- Born: February 22, 1983 (age 43) Belarus
- Other names: Police Dog, panther[757], Fallen Angel, diplomaticos
- Occupation: carder
- Criminal penalty: 10 years federal prison

= Sergey Pavlovich =

Sergey Alexandrovich Pavlovich (also known as Police Dog, panther[757], Fallen Angel, diplomaticos) is one of the most famous carders on the territory of the former Soviet Union.

==Biography==
Born 22 February 1983 in Vyazye, a village in Mogilev region of Belarus. In 2000 finished School No 124 in Minsk. In 2000–2003 was studying on the faculty of Journalism of Belarusian State University. In 2004–2009 was brought to trial three times on account of cyber crimes. The total sentence amounted to 16 years in jail. While being in jail, Sergey wrote and published a book:

How to Steal A Million: The Memoirs of a Russian Hacker

in which he convinced young men not to follow in his criminal steps. All of the honorarium for the book the author donated to a Children's Oncologic Clinic of Borovlyany (Belarus).

==Criminal activities==
Sergey started his criminal career with contributing to Russia's largest carding forum CarderPlanet.
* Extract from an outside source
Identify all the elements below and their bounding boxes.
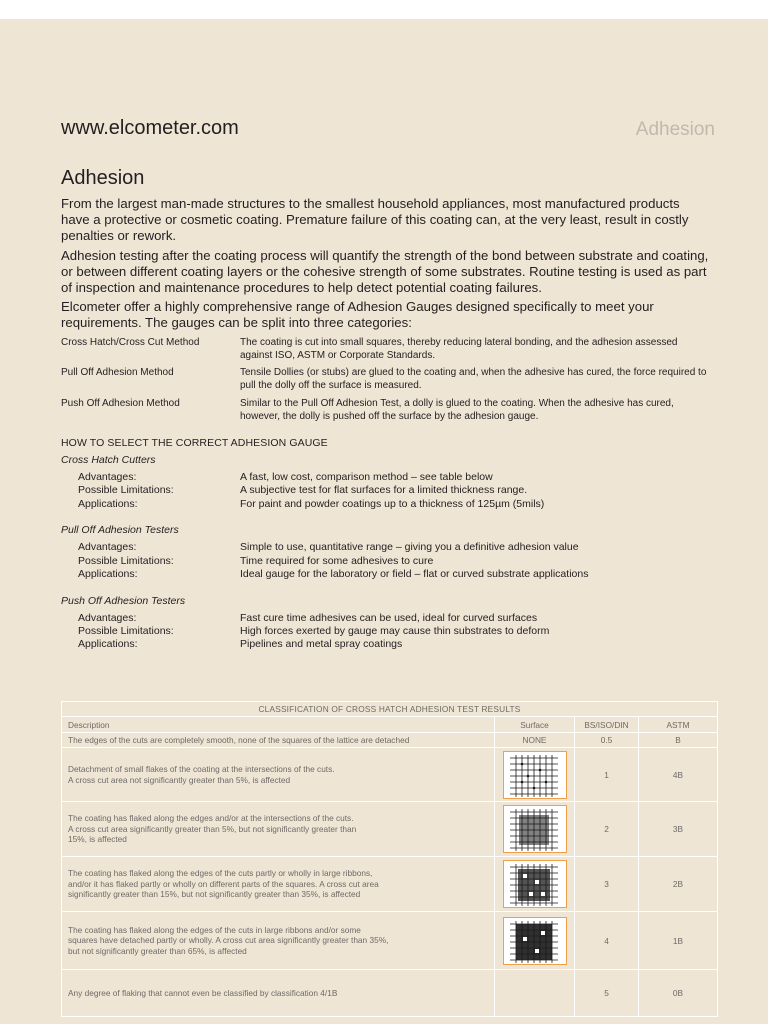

Among Sergey's friends and e.f.g. partners in crime were such people as BadB (Vladislav Khorokhorin), Fidel (Sergey Storchak), Maksik (Maksim Yastremskiy), JonnyHell (Alexander Suvorov) and a Chinese Triad boss Michael Cheung Ho and others.

In 2008 Sergey appeared among the 11 people charged with "the largest personal data theft in the history of the USA". An associate of the famous hacker Albert Gonzalez.

Currently he is an entrepreneur (4 businesses on the Internet), the author of the popular YouTube channels "People PRO" and "Mother Russia", acts as a speaker on cybersecurity and promotion on YouTube.